I’ve been diving deep into the world of open-source AI lately and really want to start running models like Llama 3 or Mistral locally rather than relying on cloud APIs. I know VRAM is the most critical factor, but I’m a bit stuck on which direction to go. I’m currently torn between hunting for a used RTX 3090 to get that 24GB of memory or just investing in a brand-new 4090 for the better speed and power efficiency. Is the extra performance of the 40-series actually noticeable for inference, or should I just prioritize the cheapest way to get the most VRAM? What’s the current sweet spot for a smooth experience with 70B models?

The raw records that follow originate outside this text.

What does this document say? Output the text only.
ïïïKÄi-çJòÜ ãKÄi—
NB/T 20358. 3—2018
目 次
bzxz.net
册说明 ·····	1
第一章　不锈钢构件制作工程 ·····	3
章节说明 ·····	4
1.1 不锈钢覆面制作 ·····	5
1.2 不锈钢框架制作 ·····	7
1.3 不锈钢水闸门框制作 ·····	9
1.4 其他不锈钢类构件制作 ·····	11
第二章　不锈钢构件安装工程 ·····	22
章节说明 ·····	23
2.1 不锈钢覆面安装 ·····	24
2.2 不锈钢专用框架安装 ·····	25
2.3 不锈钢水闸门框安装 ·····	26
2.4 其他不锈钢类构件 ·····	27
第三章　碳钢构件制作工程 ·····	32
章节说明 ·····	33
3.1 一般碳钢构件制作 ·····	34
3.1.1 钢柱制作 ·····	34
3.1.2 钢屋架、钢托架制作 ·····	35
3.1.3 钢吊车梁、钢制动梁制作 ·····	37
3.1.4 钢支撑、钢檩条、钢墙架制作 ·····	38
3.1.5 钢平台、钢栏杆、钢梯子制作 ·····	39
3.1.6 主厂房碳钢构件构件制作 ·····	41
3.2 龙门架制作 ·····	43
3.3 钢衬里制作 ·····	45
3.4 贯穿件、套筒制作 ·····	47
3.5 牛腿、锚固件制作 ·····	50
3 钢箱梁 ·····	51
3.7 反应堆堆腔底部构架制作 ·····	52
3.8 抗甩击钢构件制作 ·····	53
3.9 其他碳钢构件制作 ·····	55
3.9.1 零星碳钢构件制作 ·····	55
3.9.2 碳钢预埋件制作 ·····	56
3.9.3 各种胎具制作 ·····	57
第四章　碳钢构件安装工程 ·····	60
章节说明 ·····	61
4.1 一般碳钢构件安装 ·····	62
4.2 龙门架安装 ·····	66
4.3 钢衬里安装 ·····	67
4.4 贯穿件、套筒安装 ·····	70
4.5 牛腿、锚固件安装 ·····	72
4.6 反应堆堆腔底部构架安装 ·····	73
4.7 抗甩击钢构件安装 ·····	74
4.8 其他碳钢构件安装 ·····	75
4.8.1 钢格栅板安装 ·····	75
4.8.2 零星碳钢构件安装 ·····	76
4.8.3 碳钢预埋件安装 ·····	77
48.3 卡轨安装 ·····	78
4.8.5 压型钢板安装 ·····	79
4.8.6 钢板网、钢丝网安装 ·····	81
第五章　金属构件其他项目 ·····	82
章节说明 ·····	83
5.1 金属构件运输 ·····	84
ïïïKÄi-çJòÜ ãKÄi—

Sooo I've been messing with local AI for a few years now and basically it's all about that VRAM. Like, the model weights have to sit in the memory, so more capacity is ALWAYS better than just having a faster chip. In my experience, I started with a used NVIDIA GeForce RTX 3090 24GB and honestly i'm still really happy with it!! The NVIDIA GeForce RTX 4090 24GB is definitely faster, but for just chatting with models like Llama 3, you probably wont notice the extra speed enough to justify the massive price jump, you know? For those big 70B models, you gotta use 4-bit quantization to squeeze them onto one card. It's a bit tight but it works well enough for a smooth experience. I guess if you have the cash, the 40-series is "better," but the 3090 is still the goat for value right now. gl!
Basically, grab a used NVIDIA GeForce RTX 3090 24GB:
- Way cheaper
- Same 24GB VRAM Is NVIDIA GeForce RTX 4090 24GB speed even worth the cash?? Idk, maybe not for inference.
Solid advice 👍
Nice, didn't know that
Just wanted to say thanks for everyone chiming in. Super helpful discussion.